Ich würde erstmal schauen was gewisse Überwachungs Tools da sagen. So kannst du am besten sehen wo ein Engpass besteht. 
Und eines sollte klar sein, mit Programmen wie Photoshop und anderen gleichzeitig arbeiten ist eine Sache. Aber Programme wie Inventor oder auch Maya o.Ä. da etwas Rendern lassen und dann noch nebenbei was machen ist etwas ganz anderes.

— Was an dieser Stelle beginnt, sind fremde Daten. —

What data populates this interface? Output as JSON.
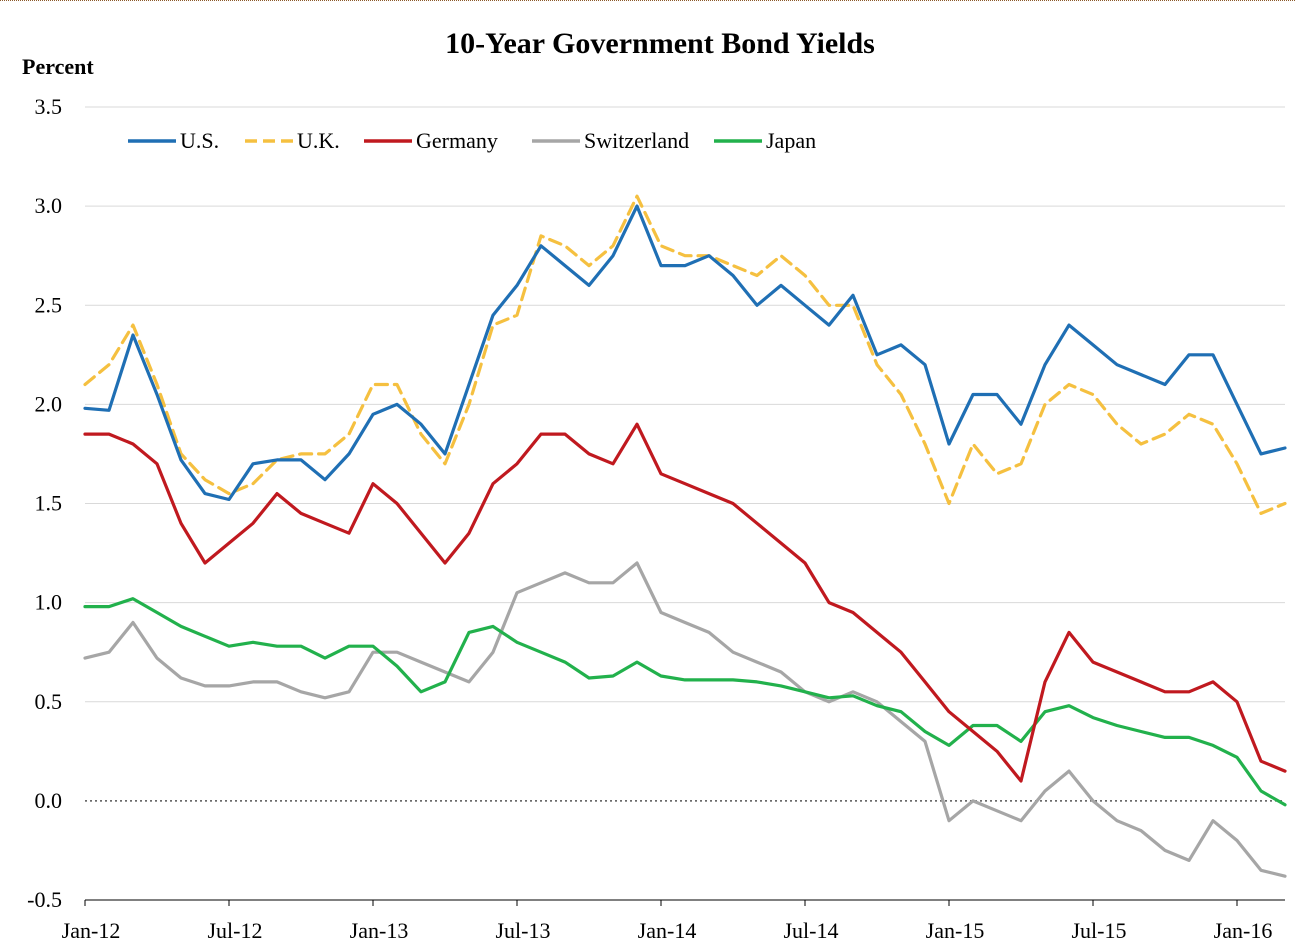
{
  "chart_data": {
    "type": "line",
    "title": "10-Year Government Bond Yields",
    "ylabel": "Percent",
    "xlabel": "",
    "ylim": [
      -0.5,
      3.5
    ],
    "yticks": [
      "3.5",
      "3.0",
      "2.5",
      "2.0",
      "1.5",
      "1.0",
      "0.5",
      "0.0",
      "-0.5"
    ],
    "ytick_values": [
      3.5,
      3.0,
      2.5,
      2.0,
      1.5,
      1.0,
      0.5,
      0.0,
      -0.5
    ],
    "xlim": [
      "2012-01",
      "2016-03"
    ],
    "xticks": [
      "Jan-12",
      "Jul-12",
      "Jan-13",
      "Jul-13",
      "Jan-14",
      "Jul-14",
      "Jan-15",
      "Jul-15",
      "Jan-16"
    ],
    "xtick_dates": [
      "2012-01",
      "2012-07",
      "2013-01",
      "2013-07",
      "2014-01",
      "2014-07",
      "2015-01",
      "2015-07",
      "2016-01"
    ],
    "grid": "horizontal",
    "reference_line": 0.0,
    "legend_position": "top-left",
    "x": [
      "2012-01",
      "2012-02",
      "2012-03",
      "2012-04",
      "2012-05",
      "2012-06",
      "2012-07",
      "2012-08",
      "2012-09",
      "2012-10",
      "2012-11",
      "2012-12",
      "2013-01",
      "2013-02",
      "2013-03",
      "2013-04",
      "2013-05",
      "2013-06",
      "2013-07",
      "2013-08",
      "2013-09",
      "2013-10",
      "2013-11",
      "2013-12",
      "2014-01",
      "2014-02",
      "2014-03",
      "2014-04",
      "2014-05",
      "2014-06",
      "2014-07",
      "2014-08",
      "2014-09",
      "2014-10",
      "2014-11",
      "2014-12",
      "2015-01",
      "2015-02",
      "2015-03",
      "2015-04",
      "2015-05",
      "2015-06",
      "2015-07",
      "2015-08",
      "2015-09",
      "2015-10",
      "2015-11",
      "2015-12",
      "2016-01",
      "2016-02",
      "2016-03"
    ],
    "series": [
      {
        "name": "U.S.",
        "color": "#1f6fb4",
        "dash": "solid",
        "values": [
          1.98,
          1.97,
          2.35,
          2.05,
          1.72,
          1.55,
          1.52,
          1.7,
          1.72,
          1.72,
          1.62,
          1.75,
          1.95,
          2.0,
          1.9,
          1.75,
          2.1,
          2.45,
          2.6,
          2.8,
          2.7,
          2.6,
          2.75,
          3.0,
          2.7,
          2.7,
          2.75,
          2.65,
          2.5,
          2.6,
          2.5,
          2.4,
          2.55,
          2.25,
          2.3,
          2.2,
          1.8,
          2.05,
          2.05,
          1.9,
          2.2,
          2.4,
          2.3,
          2.2,
          2.15,
          2.1,
          2.25,
          2.25,
          2.0,
          1.75,
          1.78
        ]
      },
      {
        "name": "U.K.",
        "color": "#f5c040",
        "dash": "dashed",
        "values": [
          2.1,
          2.2,
          2.4,
          2.1,
          1.75,
          1.62,
          1.55,
          1.6,
          1.72,
          1.75,
          1.75,
          1.85,
          2.1,
          2.1,
          1.85,
          1.7,
          2.0,
          2.4,
          2.45,
          2.85,
          2.8,
          2.7,
          2.8,
          3.05,
          2.8,
          2.75,
          2.75,
          2.7,
          2.65,
          2.75,
          2.65,
          2.5,
          2.5,
          2.2,
          2.05,
          1.8,
          1.5,
          1.8,
          1.65,
          1.7,
          2.0,
          2.1,
          2.05,
          1.9,
          1.8,
          1.85,
          1.95,
          1.9,
          1.7,
          1.45,
          1.5
        ]
      },
      {
        "name": "Germany",
        "color": "#c0191f",
        "dash": "solid",
        "values": [
          1.85,
          1.85,
          1.8,
          1.7,
          1.4,
          1.2,
          1.3,
          1.4,
          1.55,
          1.45,
          1.4,
          1.35,
          1.6,
          1.5,
          1.35,
          1.2,
          1.35,
          1.6,
          1.7,
          1.85,
          1.85,
          1.75,
          1.7,
          1.9,
          1.65,
          1.6,
          1.55,
          1.5,
          1.4,
          1.3,
          1.2,
          1.0,
          0.95,
          0.85,
          0.75,
          0.6,
          0.45,
          0.35,
          0.25,
          0.1,
          0.6,
          0.85,
          0.7,
          0.65,
          0.6,
          0.55,
          0.55,
          0.6,
          0.5,
          0.2,
          0.15
        ]
      },
      {
        "name": "Switzerland",
        "color": "#a6a6a6",
        "dash": "solid",
        "values": [
          0.72,
          0.75,
          0.9,
          0.72,
          0.62,
          0.58,
          0.58,
          0.6,
          0.6,
          0.55,
          0.52,
          0.55,
          0.75,
          0.75,
          0.7,
          0.65,
          0.6,
          0.75,
          1.05,
          1.1,
          1.15,
          1.1,
          1.1,
          1.2,
          0.95,
          0.9,
          0.85,
          0.75,
          0.7,
          0.65,
          0.55,
          0.5,
          0.55,
          0.5,
          0.4,
          0.3,
          -0.1,
          0.0,
          -0.05,
          -0.1,
          0.05,
          0.15,
          0.0,
          -0.1,
          -0.15,
          -0.25,
          -0.3,
          -0.1,
          -0.2,
          -0.35,
          -0.38
        ]
      },
      {
        "name": "Japan",
        "color": "#22b14c",
        "dash": "solid",
        "values": [
          0.98,
          0.98,
          1.02,
          0.95,
          0.88,
          0.83,
          0.78,
          0.8,
          0.78,
          0.78,
          0.72,
          0.78,
          0.78,
          0.68,
          0.55,
          0.6,
          0.85,
          0.88,
          0.8,
          0.75,
          0.7,
          0.62,
          0.63,
          0.7,
          0.63,
          0.61,
          0.61,
          0.61,
          0.6,
          0.58,
          0.55,
          0.52,
          0.53,
          0.48,
          0.45,
          0.35,
          0.28,
          0.38,
          0.38,
          0.3,
          0.45,
          0.48,
          0.42,
          0.38,
          0.35,
          0.32,
          0.32,
          0.28,
          0.22,
          0.05,
          -0.02
        ]
      }
    ]
  }
}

Und gerade auch für solche Programme könnte erstmal ein Aufrüsten des Arbeitsspeichers sinnvoll sein. Eventuell da erstmal aufstocken. Dann schauen wo gewisse Programme ihre Auslagerungs Dateien hinschaufeln. Ist das jeweilige Medium voll, so wird umständlich woanders Hin- und her geschoben. Ist alles bei dir auf der SSD, könnte auch da eine Vergrößerung Sinnvoll sein, oder auf jeden Fall mal ein wenig aufräumen auf der Platte. Diese ganzen Autodesk Programme arbeiten mit unglaublich Großen Files beim Rendern. Sind da nicht genug Ressourcen vorhanden, sowohl beim Speicher als auch beim Speicherplatz ist klar das es zum stocken kommt.
Bei der CPU gibt es nichts mehr aufzustocken, da bist du gut ausgerüstet, außer du investierst Unmengen an Geld in die Extrem Intel CPUs.
Aber wie gesagt, zuerst würde ich mal sehen wo es stockt. Hausmittel Windows Taskmanager anlaufen lassen und dann erstmal da sehen wo was schnell voll läuft.


----------